Docker
Docker
Docker emerged in 2013 as an open source tool to facilitate the creation and deployment of applications in containers, solving many common problems related to consistency and portability in development and production environments.
Before Docker, it was very difficult to ensure that a development environment was identical to the production environment. This caused the famous "works on my machine" problems. In addition, bringing up new environments and provisioning machines was slow and tedious.
Docker solves these problems by packaging applications along with their dependencies into isolated and portable containers. This ensures consistency and speed of deployment, allowing developers to work locally in the same way that the application is deployed in production.
The Docker company creates products to monetize around the Docker ecosystem.
Docker Engine
- Build Images - Docker Build (Build Kit)
- Distribute the Images
- Run Containers - Containerd (Docker Runtime)
- Communication between Containers - Network
- File Sharing - Volumes
- Orchestration between Containers
This Engine runs through the Docker Desktop application which was made for Linux. So on Mac and Windows it runs on a Linux virtual machine to run the Docker Engine.

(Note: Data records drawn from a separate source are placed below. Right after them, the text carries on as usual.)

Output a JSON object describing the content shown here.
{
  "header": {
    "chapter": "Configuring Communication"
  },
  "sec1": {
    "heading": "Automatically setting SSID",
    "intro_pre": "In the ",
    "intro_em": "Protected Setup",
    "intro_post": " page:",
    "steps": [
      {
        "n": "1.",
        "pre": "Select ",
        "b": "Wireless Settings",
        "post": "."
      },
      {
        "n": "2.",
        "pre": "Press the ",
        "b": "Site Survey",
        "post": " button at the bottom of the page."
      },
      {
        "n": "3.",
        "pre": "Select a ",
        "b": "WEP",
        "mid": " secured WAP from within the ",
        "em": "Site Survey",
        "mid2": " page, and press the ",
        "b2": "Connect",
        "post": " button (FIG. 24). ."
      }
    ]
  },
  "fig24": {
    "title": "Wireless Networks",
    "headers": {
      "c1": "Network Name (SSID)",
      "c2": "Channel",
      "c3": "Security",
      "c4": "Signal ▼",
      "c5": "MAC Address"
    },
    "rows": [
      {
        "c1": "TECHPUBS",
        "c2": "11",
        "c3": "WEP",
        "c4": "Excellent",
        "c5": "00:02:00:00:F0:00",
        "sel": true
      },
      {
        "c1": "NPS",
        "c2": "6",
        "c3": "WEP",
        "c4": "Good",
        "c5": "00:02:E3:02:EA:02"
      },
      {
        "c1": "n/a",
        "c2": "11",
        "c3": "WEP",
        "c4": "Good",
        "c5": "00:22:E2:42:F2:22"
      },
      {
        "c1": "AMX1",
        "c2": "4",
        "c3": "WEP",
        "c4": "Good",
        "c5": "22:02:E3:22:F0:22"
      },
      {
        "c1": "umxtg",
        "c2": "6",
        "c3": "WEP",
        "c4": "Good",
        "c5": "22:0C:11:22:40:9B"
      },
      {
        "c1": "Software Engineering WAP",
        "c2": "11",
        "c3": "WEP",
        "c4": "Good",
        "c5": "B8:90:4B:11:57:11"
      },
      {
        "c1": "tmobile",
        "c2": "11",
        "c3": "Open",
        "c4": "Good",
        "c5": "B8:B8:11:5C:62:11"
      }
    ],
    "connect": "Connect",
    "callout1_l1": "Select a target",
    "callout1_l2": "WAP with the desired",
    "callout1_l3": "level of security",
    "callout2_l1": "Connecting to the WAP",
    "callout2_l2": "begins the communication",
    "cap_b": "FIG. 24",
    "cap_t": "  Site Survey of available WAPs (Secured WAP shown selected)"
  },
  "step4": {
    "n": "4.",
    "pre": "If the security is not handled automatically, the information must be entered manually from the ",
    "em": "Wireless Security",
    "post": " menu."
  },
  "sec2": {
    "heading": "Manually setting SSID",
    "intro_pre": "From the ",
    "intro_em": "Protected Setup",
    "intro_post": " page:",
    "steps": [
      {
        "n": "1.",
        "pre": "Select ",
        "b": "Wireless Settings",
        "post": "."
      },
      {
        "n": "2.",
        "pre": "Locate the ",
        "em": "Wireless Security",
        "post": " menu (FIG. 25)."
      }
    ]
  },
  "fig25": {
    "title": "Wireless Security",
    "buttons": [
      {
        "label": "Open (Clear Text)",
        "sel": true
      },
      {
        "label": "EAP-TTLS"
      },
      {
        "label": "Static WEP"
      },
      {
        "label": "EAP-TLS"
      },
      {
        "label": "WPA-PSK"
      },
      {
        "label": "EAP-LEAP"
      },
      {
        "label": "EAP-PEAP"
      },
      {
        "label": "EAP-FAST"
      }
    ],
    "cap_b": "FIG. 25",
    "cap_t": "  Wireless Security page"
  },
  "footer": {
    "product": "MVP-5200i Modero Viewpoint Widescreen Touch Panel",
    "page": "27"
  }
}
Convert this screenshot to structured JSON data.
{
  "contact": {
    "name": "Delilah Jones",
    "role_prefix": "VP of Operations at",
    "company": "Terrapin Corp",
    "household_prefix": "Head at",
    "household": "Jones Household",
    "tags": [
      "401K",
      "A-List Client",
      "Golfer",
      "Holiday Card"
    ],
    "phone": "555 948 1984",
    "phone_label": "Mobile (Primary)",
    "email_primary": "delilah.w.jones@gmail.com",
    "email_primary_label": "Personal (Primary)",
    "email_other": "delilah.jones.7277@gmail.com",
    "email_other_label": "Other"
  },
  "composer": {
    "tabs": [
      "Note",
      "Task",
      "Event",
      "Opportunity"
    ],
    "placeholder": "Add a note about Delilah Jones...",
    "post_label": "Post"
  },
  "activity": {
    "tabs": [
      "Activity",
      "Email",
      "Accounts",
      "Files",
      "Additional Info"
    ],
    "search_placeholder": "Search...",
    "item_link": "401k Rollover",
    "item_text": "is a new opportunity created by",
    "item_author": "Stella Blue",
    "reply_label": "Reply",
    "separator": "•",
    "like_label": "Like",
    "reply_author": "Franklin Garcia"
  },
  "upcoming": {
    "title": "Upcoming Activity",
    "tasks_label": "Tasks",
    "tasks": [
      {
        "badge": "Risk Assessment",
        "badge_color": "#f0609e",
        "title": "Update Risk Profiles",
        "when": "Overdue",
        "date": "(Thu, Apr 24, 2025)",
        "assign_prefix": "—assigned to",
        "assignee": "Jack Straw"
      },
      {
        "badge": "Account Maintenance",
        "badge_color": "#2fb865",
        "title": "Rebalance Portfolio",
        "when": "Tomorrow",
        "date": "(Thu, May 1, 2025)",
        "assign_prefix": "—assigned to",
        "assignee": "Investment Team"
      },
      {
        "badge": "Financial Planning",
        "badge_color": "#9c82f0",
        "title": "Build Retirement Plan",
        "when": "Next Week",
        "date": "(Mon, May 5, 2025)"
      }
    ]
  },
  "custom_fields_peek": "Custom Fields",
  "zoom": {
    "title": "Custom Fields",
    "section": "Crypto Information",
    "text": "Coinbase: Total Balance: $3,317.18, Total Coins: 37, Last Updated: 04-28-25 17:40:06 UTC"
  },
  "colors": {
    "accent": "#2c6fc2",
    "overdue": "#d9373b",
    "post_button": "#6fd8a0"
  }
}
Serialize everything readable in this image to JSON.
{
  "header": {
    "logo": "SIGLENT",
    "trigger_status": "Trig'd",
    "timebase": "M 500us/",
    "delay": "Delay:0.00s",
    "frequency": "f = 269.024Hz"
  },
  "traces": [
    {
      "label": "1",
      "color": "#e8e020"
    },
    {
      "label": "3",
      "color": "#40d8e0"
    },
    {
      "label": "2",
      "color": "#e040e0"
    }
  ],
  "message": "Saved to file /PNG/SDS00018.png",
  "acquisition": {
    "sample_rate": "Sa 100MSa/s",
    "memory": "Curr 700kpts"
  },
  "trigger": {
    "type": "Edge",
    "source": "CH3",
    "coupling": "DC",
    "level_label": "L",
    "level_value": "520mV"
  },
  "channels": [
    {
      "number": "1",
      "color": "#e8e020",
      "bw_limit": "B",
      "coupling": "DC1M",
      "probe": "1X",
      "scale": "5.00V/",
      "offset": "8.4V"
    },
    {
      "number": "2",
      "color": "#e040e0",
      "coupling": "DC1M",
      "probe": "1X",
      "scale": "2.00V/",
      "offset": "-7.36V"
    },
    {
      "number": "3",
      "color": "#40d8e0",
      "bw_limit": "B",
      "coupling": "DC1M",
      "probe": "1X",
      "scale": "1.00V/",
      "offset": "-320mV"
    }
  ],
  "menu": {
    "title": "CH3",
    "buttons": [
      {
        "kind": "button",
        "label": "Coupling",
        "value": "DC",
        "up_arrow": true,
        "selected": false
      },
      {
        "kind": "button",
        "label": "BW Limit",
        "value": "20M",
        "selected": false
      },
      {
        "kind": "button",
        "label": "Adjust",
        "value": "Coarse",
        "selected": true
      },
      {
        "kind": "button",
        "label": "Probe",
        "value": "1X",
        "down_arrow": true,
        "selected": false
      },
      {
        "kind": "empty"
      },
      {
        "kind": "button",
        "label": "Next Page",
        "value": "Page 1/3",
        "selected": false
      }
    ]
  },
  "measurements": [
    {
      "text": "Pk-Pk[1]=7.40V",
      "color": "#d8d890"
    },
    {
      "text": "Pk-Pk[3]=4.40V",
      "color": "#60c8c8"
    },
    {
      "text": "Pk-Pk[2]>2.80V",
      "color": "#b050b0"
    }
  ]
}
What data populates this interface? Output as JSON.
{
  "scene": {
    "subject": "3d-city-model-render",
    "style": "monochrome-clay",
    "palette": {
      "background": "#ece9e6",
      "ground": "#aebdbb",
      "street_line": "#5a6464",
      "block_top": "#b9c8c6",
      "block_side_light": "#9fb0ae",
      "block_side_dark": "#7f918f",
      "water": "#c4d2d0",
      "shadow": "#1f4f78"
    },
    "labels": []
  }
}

But it is also possible to run it through other applications such as colima.
Virtual Machines
Virtual machines (VMs) are an abstraction of physical hardware that turns one server into multiple servers. The hypervisor allows multiple VMs to run on a single machine. Each VM includes a full copy of an operating system, the application, necessary binaries and libraries – taking up tens of GBs. VMs can also be slow to boot up and maintaining (updating) them is more costly.
Containers
Containers are an evolution/optimization of virtual machines. They are an application layer abstraction that packages code and dependencies. Multiple containers can run on the same machine and share the kernel with other containers, each running as isolated processes in user space. Containers take up less space than VMs (container images are usually tens of MBs), can handle more applications and require fewer VMs and operating systems.
Run a new container:
docker run -p <hostPort>:<containerPort> image-name
Show all containers that are running and with the "-a" flag (all) also shows those that are not currently running.
docker ps -a
Run a command inside the container iteratively (flag -i), with a communication interface (flag -t for teletype terminal or tty) and using root user (flag -u):
docker run -it -u root ubuntu bash
Download images from Docker Hub:
docker pull nginx
Redirect container ports to ports on your machine:
docker run -p 8080:80 nginx
NOTE: Using higher ports on the computer so you don't have to run SUDO admin command. The first port is the one exposed to the computer and the second is the container.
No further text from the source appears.